Superdelegates (i.e., politicians and Party big-wigs) will balk at backing a surefire loser. Their mandate is to prevent mob rule, one-day wonders, and runaway mavericks from taking the Democrats over a cliff. Their job is not merely to reflect the pledged delegates, it's to use their judgment, else why have supers in the first place?

There will be a brokered Democratic National Convention, the superdelegates will reluctantly hand Mrs. Clinton the nomination, and, just as reluctantly, attempt to placate disaffected African Americans (as did, historically, the leaders of Planned Parenthood) by insisting that, all in all, any Democrat is better for blacks than a Republican.

Mr. Obama has had a free ride as the Left's poster child for its nostalgia tour to 1968. CNN and NBC have been in the tank for him. He's been the press and broadcast industry's Wunderkind, but, remember, you heard it here: He will not be the Democratic nominee, at least not this time around.

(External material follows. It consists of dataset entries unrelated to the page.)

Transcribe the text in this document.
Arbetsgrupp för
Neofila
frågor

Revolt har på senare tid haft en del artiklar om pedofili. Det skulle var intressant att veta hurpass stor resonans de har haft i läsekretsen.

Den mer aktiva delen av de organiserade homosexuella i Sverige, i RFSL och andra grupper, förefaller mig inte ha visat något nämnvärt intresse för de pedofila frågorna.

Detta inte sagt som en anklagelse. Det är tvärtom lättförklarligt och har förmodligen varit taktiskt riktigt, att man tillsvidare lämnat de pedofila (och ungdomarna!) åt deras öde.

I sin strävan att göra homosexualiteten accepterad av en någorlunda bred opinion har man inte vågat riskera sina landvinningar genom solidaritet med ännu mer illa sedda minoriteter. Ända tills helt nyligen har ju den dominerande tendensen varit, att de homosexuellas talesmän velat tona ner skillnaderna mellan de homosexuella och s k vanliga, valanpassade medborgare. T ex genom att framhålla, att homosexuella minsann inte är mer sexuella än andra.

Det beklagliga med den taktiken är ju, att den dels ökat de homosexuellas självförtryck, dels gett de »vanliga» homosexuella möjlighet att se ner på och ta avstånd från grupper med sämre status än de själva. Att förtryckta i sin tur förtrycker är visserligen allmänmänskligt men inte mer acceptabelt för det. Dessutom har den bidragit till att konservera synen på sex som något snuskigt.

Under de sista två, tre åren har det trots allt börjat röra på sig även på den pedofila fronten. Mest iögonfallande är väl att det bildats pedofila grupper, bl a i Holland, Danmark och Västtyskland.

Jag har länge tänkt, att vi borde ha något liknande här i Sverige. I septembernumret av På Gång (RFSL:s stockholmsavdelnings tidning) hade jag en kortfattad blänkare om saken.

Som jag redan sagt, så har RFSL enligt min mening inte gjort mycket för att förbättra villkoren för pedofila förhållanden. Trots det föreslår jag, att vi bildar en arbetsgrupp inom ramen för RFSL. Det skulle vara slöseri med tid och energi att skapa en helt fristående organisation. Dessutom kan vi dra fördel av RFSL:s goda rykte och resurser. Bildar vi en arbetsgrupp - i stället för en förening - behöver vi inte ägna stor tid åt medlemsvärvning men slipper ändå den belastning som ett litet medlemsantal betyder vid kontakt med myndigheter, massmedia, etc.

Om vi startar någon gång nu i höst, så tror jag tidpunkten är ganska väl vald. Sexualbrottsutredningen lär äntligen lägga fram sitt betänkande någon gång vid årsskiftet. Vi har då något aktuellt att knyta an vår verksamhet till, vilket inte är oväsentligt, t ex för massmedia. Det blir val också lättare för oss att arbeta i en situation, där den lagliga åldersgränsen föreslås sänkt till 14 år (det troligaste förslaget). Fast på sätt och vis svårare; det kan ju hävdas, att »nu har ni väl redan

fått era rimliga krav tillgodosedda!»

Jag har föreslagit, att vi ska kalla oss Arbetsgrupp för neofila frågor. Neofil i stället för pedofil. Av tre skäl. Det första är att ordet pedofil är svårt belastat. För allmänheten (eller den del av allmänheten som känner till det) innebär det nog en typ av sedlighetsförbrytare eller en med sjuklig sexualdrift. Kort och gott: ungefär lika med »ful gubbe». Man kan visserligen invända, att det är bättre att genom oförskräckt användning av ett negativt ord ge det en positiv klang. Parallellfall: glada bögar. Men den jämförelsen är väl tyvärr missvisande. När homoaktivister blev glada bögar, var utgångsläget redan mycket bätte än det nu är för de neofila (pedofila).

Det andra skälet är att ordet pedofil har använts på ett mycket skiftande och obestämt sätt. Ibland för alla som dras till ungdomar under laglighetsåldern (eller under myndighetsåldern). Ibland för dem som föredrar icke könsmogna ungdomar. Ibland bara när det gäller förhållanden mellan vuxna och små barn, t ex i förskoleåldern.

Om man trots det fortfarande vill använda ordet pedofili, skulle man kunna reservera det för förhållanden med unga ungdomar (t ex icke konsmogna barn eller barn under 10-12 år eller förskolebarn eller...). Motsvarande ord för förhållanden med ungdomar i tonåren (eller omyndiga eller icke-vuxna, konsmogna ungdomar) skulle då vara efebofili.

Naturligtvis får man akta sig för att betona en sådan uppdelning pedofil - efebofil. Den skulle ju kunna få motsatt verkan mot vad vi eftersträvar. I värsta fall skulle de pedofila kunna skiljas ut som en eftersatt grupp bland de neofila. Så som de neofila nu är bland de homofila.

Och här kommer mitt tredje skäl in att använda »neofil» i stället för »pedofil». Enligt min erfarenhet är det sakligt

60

As to the question above, the answer is off the charts, actually. It should be (E) All of the above. Yes, 50,000 election cycles ago - in the African genesis of humankind - exiguous bands of hunter-gatherers found a vital source of protein in the form of wild horses, dogs, and members of the gazelle family.

True, the quadrupeds could run rings around human beings, but only for brief periods of time. Even then, bipedal Homo sapiens - struggling against extinction - was relatively devoid of hair and blessed with copious amounts of sweat glands, giving him endurance in the blaze of noon.

Early man - jogging doggedly across the savannah in pursuit of a meal - would eventually find his quarry succumbed to heat exhaustion, making it a simple matter to serve fresh red meat for supper.

The race is not to the swift, it's to the tireless. Mr. Obama's personal magnetism, verbal dexterity, and turn of cerebral speed will prove inadequate to the plain, hard task at hand - winning the mainstream - and, as he withers in the oppressive conditions of the protracted campaign, Mrs. Clinton will prevail in the grinding long run as the Democratic nominee.